Project description:The historically developed practice of learning to play a music instrument from notes instead of by imitation or improvisation makes it possible to contrast two types of skilled musicians characterized not only by dissimilar performance practices, but also disparate methods of audiomotor learning. In a recent fMRI study comparing these two groups of musicians while they either imagined playing along with a recording or covertly assessed the quality of the performance, we observed activation of a right-hemisphere network of posterior superior parietal and dorsal premotor cortices in improvising musicians, indicating more efficient audiomotor transformation. In the present study, we investigated the detailed performance characteristics underlying the ability of both groups of musicians to replicate music on the basis of aural perception alone.

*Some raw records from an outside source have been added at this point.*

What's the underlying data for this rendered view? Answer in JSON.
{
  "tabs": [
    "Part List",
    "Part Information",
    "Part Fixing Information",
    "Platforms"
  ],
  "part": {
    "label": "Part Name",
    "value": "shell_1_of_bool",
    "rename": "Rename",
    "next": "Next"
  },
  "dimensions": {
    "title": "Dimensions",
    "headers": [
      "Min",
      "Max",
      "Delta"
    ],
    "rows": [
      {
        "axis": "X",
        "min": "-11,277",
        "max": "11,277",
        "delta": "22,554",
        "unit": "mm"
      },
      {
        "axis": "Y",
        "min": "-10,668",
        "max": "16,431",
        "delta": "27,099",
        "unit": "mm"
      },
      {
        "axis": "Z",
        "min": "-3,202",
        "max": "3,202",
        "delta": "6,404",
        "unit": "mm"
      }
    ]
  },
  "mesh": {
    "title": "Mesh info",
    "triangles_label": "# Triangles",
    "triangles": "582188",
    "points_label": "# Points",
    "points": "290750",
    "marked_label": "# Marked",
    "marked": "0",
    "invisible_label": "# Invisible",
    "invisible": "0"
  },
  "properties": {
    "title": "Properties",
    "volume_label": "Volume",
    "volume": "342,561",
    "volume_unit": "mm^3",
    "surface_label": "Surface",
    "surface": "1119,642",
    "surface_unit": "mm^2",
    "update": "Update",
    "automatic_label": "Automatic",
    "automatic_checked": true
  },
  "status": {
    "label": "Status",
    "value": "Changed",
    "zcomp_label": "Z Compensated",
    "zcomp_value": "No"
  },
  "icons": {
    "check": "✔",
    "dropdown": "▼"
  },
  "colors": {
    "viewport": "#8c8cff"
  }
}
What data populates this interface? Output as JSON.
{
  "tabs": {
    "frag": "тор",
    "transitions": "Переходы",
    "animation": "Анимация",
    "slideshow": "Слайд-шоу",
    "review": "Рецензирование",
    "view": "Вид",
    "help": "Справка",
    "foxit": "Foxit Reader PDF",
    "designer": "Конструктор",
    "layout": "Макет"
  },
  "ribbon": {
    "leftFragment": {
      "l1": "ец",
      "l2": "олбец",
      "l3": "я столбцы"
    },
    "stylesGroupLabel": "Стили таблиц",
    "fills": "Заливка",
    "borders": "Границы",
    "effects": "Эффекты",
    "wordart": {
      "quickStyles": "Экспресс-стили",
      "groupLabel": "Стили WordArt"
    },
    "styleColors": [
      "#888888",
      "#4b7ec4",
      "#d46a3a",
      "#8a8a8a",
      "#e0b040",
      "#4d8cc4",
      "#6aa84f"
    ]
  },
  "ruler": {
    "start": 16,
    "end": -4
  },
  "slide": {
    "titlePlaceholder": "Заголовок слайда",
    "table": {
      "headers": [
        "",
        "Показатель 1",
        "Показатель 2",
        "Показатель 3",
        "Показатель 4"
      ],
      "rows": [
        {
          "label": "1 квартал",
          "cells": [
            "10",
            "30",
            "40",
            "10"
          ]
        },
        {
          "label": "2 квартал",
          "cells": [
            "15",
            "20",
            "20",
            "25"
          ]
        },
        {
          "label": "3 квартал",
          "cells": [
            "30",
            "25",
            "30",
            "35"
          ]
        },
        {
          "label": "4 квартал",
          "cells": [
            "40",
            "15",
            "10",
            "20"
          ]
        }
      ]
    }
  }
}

Twenty-two classically-trained improvising and score-dependent musicians listened to short, unfamiliar two-part excerpts presented with headphones. They played along or replicated the excerpts by ear on a digital piano, either with or without aural feedback. In addition, they were asked to harmonize or transpose some of the excerpts either to a different key or to the relative minor. MIDI recordings of their performances were compared with recordings of the aural model. Concordance was expressed in an audiomotor alignment score computed with the help of music information retrieval algorithms. Significantly higher alignment scores were found when contrasting groups, voices, and tasks. The present study demonstrates the superior ability of improvising musicians to replicate both the pitch and rhythm of aurally perceived music at the keyboard, not only in the original key, but also in other tonalities. Taken together with the enhanced activation of the right dorsal frontoparietal network found in our previous fMRI study, these results underscore the conclusion that the practice of improvising music can be associated with enhanced audiomotor transformation in response to aurally perceived music.